Pelo Yoga aprendemos que não há protagonista, todos somos
coadjuvantes. Pegue o exemplo de Kryia yoga. Patañjali nos diz para sairmos do protagonismo
e sermos uma peça da ação ao invés de donos da ação. É nosso egoísmo quem nos
diz que somos responsáveis pela ação. Mas pelo Yoga a responsabilidade de tudo é
de todos e o tempo todo, pois estamos todos conectados e toda e qualquer ação é
igualmente importante. Toda e qualquer ação é igualmente importante! Através
deste valor chegaremos a um convívio pacífico.
Muitos usam o termo ego para identificar o vilão que quer
assumir o protagonismo de tudo. Mas Patañjali não usa esta termologia e nem aponta
uma entidade como a culpada por nossos erros e mazelas. Somos nós que criamos
interpretações sobre os fatos. E dependendo de nossa qualidade mental
interpretamos os fatos como problemas ou soluções.
Pelo Yoga aprendemos que a mente é como um pote vazio. Ela
não ter forma definida e, por ser um instrumento, também não se destina a si.
Seu propósito é servir. Por não ter forma definida nem finalidade própria tende
a assumir as características das potências e objetos com as quais interage. Dependendo
com o que estamos interagindo, e com o que a mente se identifica, esta situação
pode ser positiva ou negativa para nossa trajetória.
Devido a uma falta de clareza e excesso de apego, a mente
acaba assumindo tais características como se fossem suas. E retém verdades momentâneas
como permanentes, e papais transitórios como eternos. A esta condição o Yoga
identifica como egoísmo.
O senso de justiça vem de um protagonista, e o protagonismo
vem de nosso egoísmo. Entenda egoísmo em seu sentido amplo. Não simplesmente na
pessoa que só quer tudo para ela e não divide nada com ninguém.
Defender um ponto de vista é um egoísmo. Seria o meu senso
de “eu” defendendo algo específico, que ocorre de acordo com a “minha” visão e
os “meus” parâmetros. Por isso, talvez ao invés de defender nossos pontos de
vistas para que eles ganhem dos pontos de vista dos outros, o mais sadio seria simplesmente
compartilhar os sentimento e observar a criação de algo novo sendo construído. Que
seria estes sentimentos expressados se encontrando com os sentimentos sinceros
do outro.
E ao invés de duas verdades estarem brigando, deixaríamos
dois sentimentos verdadeiros confluírem.
Na ocasião daquela manhã, tive a lucides de abandonar meu
senso de justiça e sentir não haver abertura da parte do segurança que guardava
a guarita. E não me cabe julgar a razão nem me lamentar o por que não consegui
convence-lo sobre meu ponto de vista. Por ter conseguido voltar ao sentimento,
e não ficar preso a razão (senso de justiça), simplesmente senti não haver
oportunidade de troca naquele momento. Então segui.
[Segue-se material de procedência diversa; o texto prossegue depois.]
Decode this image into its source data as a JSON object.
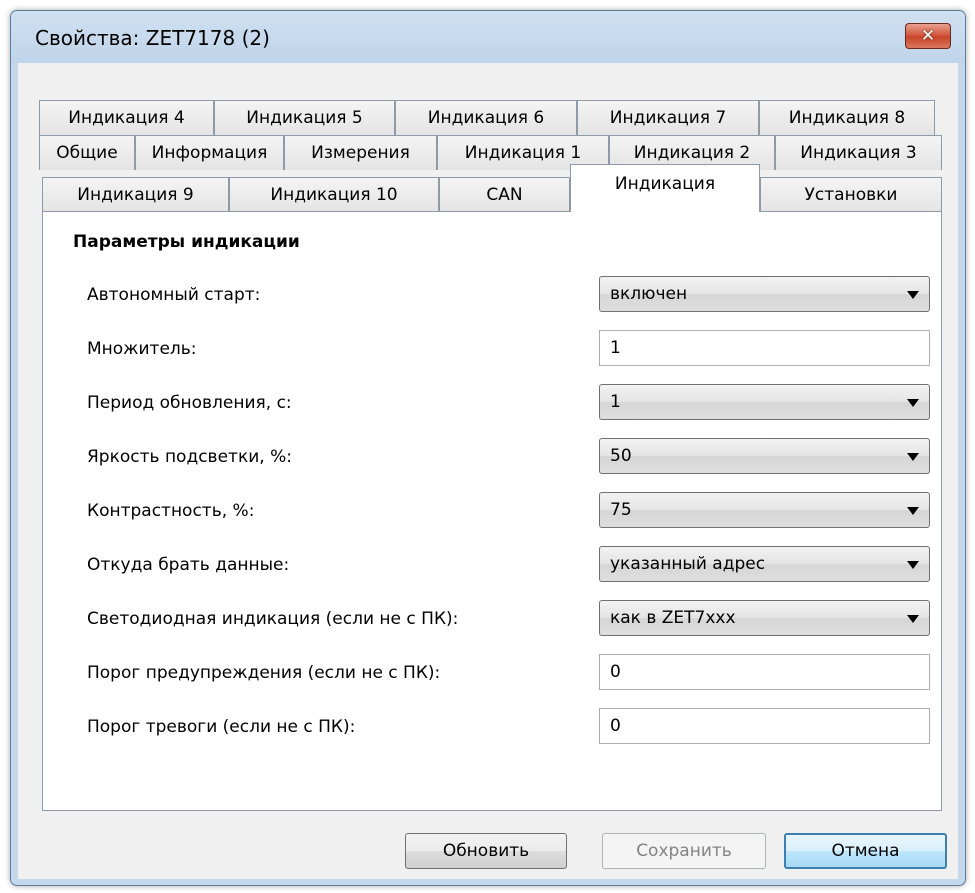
{
  "window": {
    "title": "Свойства: ZET7178 (2)",
    "close_glyph": "✕"
  },
  "tabs": {
    "row1": [
      "Индикация 4",
      "Индикация 5",
      "Индикация 6",
      "Индикация 7",
      "Индикация 8"
    ],
    "row2": [
      "Общие",
      "Информация",
      "Измерения",
      "Индикация 1",
      "Индикация 2",
      "Индикация 3"
    ],
    "row3": [
      "Индикация 9",
      "Индикация 10",
      "CAN",
      "Индикация",
      "Установки"
    ],
    "active": "Индикация"
  },
  "panel": {
    "section_title": "Параметры индикации",
    "fields": [
      {
        "label": "Автономный старт:",
        "type": "combo",
        "value": "включен"
      },
      {
        "label": "Множитель:",
        "type": "text",
        "value": "1"
      },
      {
        "label": "Период обновления, с:",
        "type": "combo",
        "value": "1"
      },
      {
        "label": "Яркость подсветки, %:",
        "type": "combo",
        "value": "50"
      },
      {
        "label": "Контрастность, %:",
        "type": "combo",
        "value": "75"
      },
      {
        "label": "Откуда брать данные:",
        "type": "combo",
        "value": "указанный адрес"
      },
      {
        "label": "Светодиодная индикация (если не с ПК):",
        "type": "combo",
        "value": "как в ZET7xxx"
      },
      {
        "label": "Порог предупреждения (если не с ПК):",
        "type": "text",
        "value": "0"
      },
      {
        "label": "Порог тревоги (если не с ПК):",
        "type": "text",
        "value": "0"
      }
    ]
  },
  "buttons": {
    "refresh": "Обновить",
    "save": "Сохранить",
    "cancel": "Отмена"
  }
}
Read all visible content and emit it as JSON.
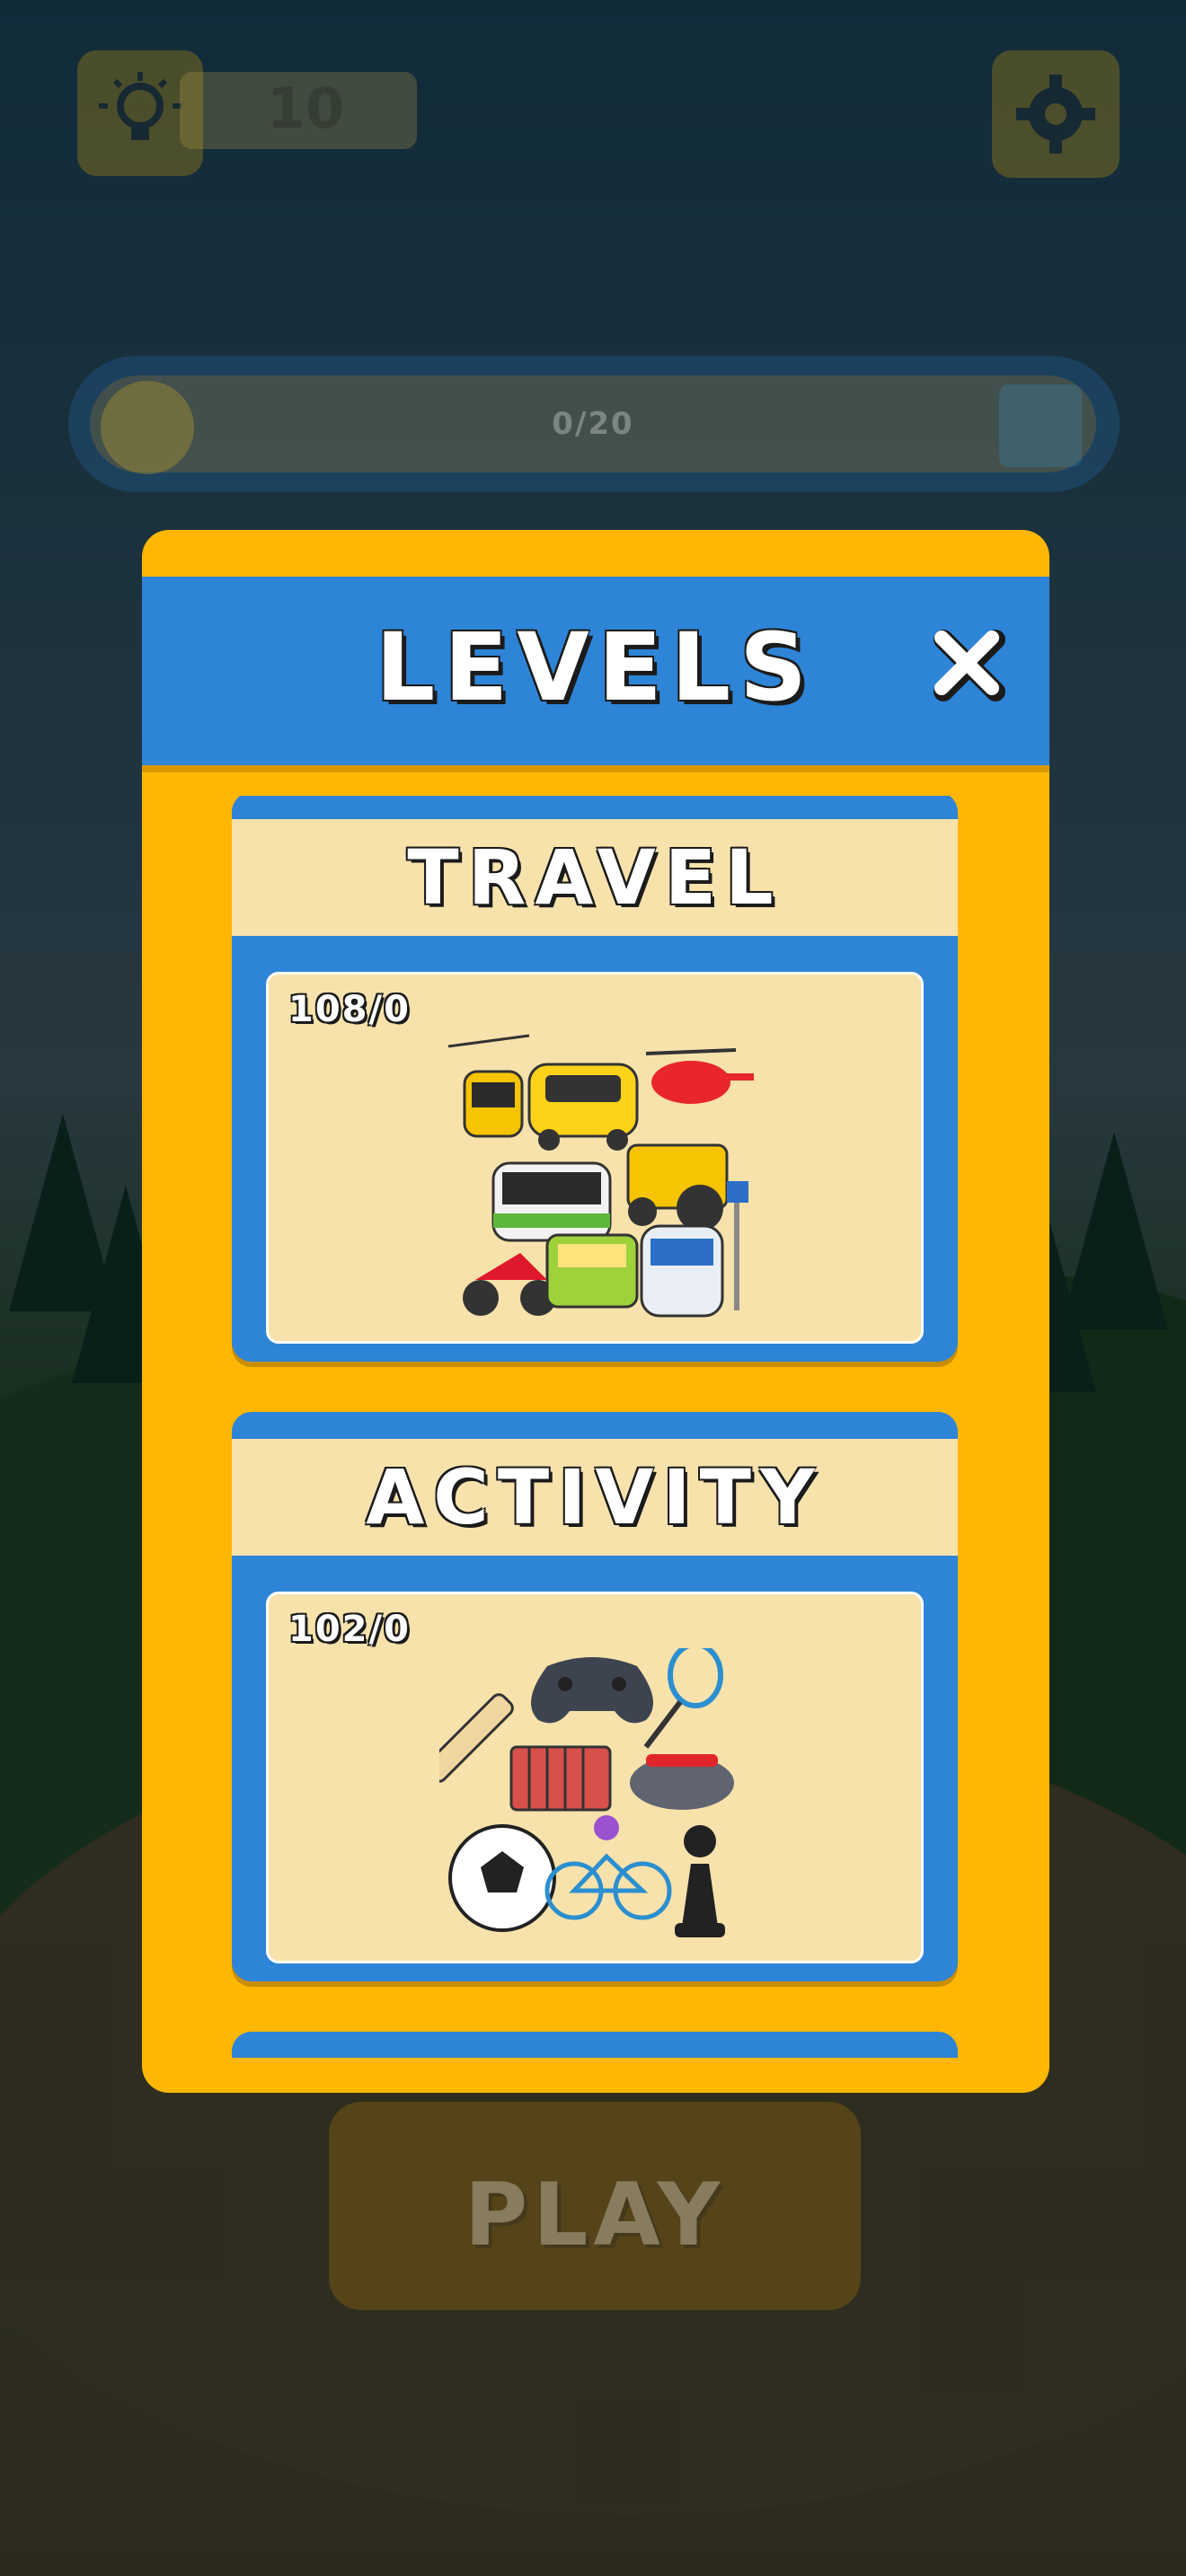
{
  "hud": {
    "hint_icon": "lightbulb-icon",
    "coins": "10",
    "settings_icon": "gear-icon",
    "progress_text": "0/20",
    "progress_fraction": 0,
    "reward_icon": "gift-icon"
  },
  "modal": {
    "title": "LEVELS",
    "close_icon": "close-icon",
    "categories": [
      {
        "name": "TRAVEL",
        "count": "108/0",
        "art": "vehicles-collage"
      },
      {
        "name": "ACTIVITY",
        "count": "102/0",
        "art": "sports-collage"
      }
    ]
  },
  "play_label": "PLAY",
  "colors": {
    "accent_yellow": "#ffb703",
    "accent_blue": "#2e84d6",
    "panel_cream": "#f8e2ac"
  }
}
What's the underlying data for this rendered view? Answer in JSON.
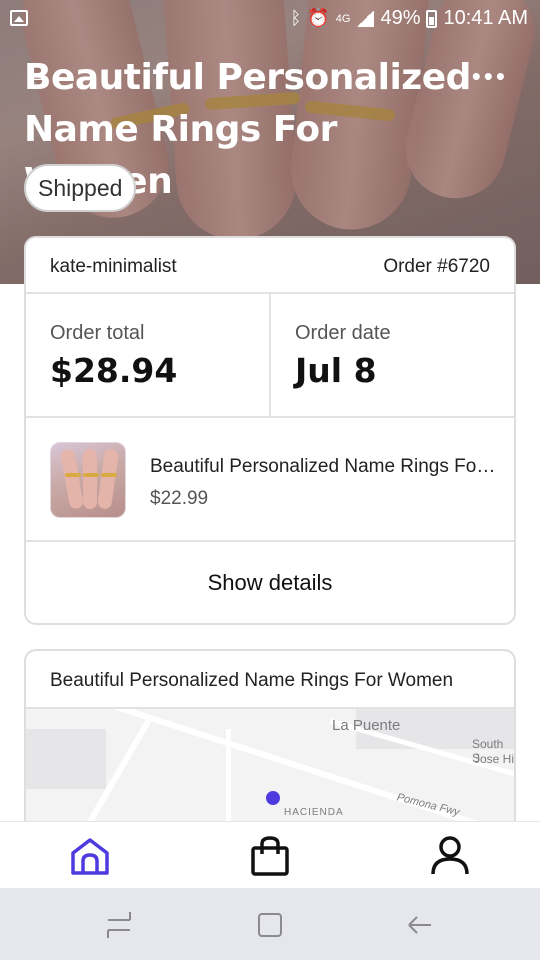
{
  "status_bar": {
    "battery": "49%",
    "time": "10:41 AM",
    "icons": [
      "gallery-icon",
      "bluetooth-icon",
      "alarm-icon",
      "4g-icon",
      "signal-icon",
      "battery-icon"
    ]
  },
  "hero": {
    "title": "Beautiful Personalized Name Rings For Women",
    "status": "Shipped"
  },
  "order": {
    "shop": "kate-minimalist",
    "number": "Order #6720",
    "total_label": "Order total",
    "total_value": "$28.94",
    "date_label": "Order date",
    "date_value": "Jul 8",
    "item_name": "Beautiful Personalized Name Rings For Women",
    "item_price": "$22.99",
    "details_label": "Show details"
  },
  "map_card": {
    "title": "Beautiful Personalized Name Rings For Women",
    "labels": {
      "la_puente": "La Puente",
      "south_san_jose_1": "South S",
      "south_san_jose_2": "Jose Hi",
      "pomona_fwy": "Pomona Fwy",
      "hacienda": "HACIENDA"
    }
  },
  "bottom_nav": [
    "home-icon",
    "bag-icon",
    "profile-icon"
  ],
  "colors": {
    "accent": "#4f3ae0",
    "text": "#222222",
    "border": "#dedede"
  }
}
Se tivesse sendo movido por meu senso de justiça apenas,
naquela ocasião eu continuaria precisando fazer com que o senhor entendesse que
eu era uma pessoa gente boa, que queria ajudar e não atrapalhar. Mas no fim das
contas teríamos brigado, pois insistiríamos em ser dois protagonistas de um
evento tentando se afirmar. E não dois coadjuvantes de um momento, agindo em
prol do momento, e não pelo papel principal. Precisamos estar atentos a nosso
senso de justiça! Seu julgamento não é isento.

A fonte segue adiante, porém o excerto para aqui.